Manish Singh of Crossbridge Capital Llp says the global markets cutting their losses was expected as even the S&P lost less than a percent on Monday, thereby suggetsing that it was still not in a panic mode.
Manish Singh of Crossbridge Capital Llp says neither US, nor Russia has the will or the money to have any military intervention in the Crimea region of Ukraine.
Singh’s views come after Russian president Vladimir Putin ordered troops in central and western Russia to return to their bases, thereby diffusing the standoff between the two countries.
While global markets were on the edge due to this crisis, the fact that markets would cut their losses was in-line with expectation, says Singh.
Speaking to CNBC-TV18’s Ekta Batra and Anuj Singhal, Singh says that the move from equities to other asset classes is not the best bet, especially if one is investing in gold.
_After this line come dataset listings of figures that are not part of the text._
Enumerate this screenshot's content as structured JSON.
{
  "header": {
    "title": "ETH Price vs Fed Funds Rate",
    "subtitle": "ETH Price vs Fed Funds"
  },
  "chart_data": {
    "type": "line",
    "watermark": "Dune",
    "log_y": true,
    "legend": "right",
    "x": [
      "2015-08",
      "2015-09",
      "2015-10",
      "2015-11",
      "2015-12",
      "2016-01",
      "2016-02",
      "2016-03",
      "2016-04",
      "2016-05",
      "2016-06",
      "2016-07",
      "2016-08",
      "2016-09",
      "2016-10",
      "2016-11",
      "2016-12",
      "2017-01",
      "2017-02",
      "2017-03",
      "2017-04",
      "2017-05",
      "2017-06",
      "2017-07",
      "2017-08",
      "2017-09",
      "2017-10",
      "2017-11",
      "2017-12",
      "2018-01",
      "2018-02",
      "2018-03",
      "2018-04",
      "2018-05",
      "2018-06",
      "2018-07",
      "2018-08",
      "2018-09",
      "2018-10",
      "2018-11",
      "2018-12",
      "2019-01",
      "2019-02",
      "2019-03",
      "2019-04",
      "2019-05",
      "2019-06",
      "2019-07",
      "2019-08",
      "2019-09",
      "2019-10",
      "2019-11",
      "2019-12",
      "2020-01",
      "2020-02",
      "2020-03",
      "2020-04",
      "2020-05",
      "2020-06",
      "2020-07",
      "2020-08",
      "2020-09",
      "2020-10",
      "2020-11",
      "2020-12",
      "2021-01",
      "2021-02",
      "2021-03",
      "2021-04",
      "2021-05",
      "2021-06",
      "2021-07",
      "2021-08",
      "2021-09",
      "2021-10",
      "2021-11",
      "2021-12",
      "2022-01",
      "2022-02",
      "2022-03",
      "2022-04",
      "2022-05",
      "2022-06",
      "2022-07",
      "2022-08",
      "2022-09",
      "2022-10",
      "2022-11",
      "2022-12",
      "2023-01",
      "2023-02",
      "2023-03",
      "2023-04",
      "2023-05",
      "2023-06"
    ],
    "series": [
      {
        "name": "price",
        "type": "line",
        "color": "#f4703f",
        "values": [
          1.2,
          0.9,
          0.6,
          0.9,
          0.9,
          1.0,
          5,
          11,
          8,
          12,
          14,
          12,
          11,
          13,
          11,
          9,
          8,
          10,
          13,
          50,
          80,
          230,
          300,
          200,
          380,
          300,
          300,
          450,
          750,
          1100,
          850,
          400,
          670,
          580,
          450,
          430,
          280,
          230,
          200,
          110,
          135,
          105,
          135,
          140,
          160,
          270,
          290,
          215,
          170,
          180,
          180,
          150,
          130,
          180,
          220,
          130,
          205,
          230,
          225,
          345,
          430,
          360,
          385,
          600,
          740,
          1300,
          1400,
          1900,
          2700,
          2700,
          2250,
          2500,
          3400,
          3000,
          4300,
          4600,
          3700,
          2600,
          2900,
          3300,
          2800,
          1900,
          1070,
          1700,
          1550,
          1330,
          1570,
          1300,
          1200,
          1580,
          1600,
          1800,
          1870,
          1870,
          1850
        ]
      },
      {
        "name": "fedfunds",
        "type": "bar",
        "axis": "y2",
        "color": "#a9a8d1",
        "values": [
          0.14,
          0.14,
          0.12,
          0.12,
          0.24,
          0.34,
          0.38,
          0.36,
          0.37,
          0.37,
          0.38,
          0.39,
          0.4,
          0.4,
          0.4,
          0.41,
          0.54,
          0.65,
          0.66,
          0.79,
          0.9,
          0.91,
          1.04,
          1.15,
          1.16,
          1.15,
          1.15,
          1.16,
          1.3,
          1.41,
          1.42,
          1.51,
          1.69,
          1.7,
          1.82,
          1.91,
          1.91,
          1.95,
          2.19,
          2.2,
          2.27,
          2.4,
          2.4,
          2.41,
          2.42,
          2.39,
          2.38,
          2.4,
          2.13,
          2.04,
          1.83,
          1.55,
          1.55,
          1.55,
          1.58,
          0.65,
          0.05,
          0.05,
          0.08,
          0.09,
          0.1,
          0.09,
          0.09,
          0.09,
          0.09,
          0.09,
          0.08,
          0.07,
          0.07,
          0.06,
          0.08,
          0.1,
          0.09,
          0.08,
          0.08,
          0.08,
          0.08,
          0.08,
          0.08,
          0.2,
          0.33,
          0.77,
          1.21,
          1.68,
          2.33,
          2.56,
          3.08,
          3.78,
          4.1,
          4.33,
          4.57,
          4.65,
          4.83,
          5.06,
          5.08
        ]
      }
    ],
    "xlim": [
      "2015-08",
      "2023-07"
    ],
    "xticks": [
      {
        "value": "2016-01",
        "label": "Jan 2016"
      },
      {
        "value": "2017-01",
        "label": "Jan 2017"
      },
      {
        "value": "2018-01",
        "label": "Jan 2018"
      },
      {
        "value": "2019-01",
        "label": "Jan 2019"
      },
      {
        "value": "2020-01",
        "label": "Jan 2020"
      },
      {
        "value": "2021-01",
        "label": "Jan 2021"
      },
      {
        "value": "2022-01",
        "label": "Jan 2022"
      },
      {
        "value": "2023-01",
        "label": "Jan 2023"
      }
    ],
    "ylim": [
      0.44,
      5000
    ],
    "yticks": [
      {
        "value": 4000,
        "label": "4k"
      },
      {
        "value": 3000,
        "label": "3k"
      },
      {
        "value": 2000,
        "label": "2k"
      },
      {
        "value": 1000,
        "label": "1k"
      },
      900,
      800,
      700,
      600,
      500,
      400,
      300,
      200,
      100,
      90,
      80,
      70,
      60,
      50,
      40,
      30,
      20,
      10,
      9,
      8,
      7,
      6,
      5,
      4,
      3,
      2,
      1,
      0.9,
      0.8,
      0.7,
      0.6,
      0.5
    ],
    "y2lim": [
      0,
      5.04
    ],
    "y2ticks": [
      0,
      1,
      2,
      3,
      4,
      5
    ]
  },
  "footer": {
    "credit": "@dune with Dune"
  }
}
“If one goes back in history, even during the Russia-Georgia conflict in 2008, gold actually fell. So, gold is not your best asset to hedge against. most people prefer holding the dollar,” he explains.
The rouble, however, is poised to see some bounce, now that the threat of military action has been lessened significantly.
Below is the edited transcript of the interview.
Anuj: How do you react to this newsflow; the global market seems to be cutting their losses. Do you think any significantly positive news has happened?
A: Russia is calling the troops back which is definitely a positive news. My view has been very clear from the beginning that neither Russia nor US has the will or the money to go ahead and have a fight. So, this is definitely a positive upgrade that we are seeing in terms of the impact on the market.
It is too early to say what the future looks like but overall my reaction is that this definitely a positive news and is inline with expectation what the market was seeing , because yesterday S&P hardly fell by less than a percent which was clear sign that market was not in a panic mode.
Ekta: Will there be some amount of a risk premium that the assets will still trade with or do you think that maybe the Russian currency as well as gold will revert to earlier levels?
A: One saw gold fall partly as well as yesterday when the economic news from US was good. If one goes back to what happened in the Russia-Georgia conflict in 2008, the gold actually fell at that time.
If one has a big conflict going ahead, even gold is not the best bet to be in a safe mode. One generally prefers holding dollar. So, I would not pick gold as an investment or as a hedge against any problem of conflict in Russia.
As far as the rouble and Russian equities are concerned, I would expect that there is going to be some bounce because this is clearly de-escalation from yesterday. With respect to other equities, there will be some doubt. There is no saying that this is over or things have just gone back to normal. So, risk premium will probably be reduced but the risk premium in Russian assets will probably stay the same for a couple of days.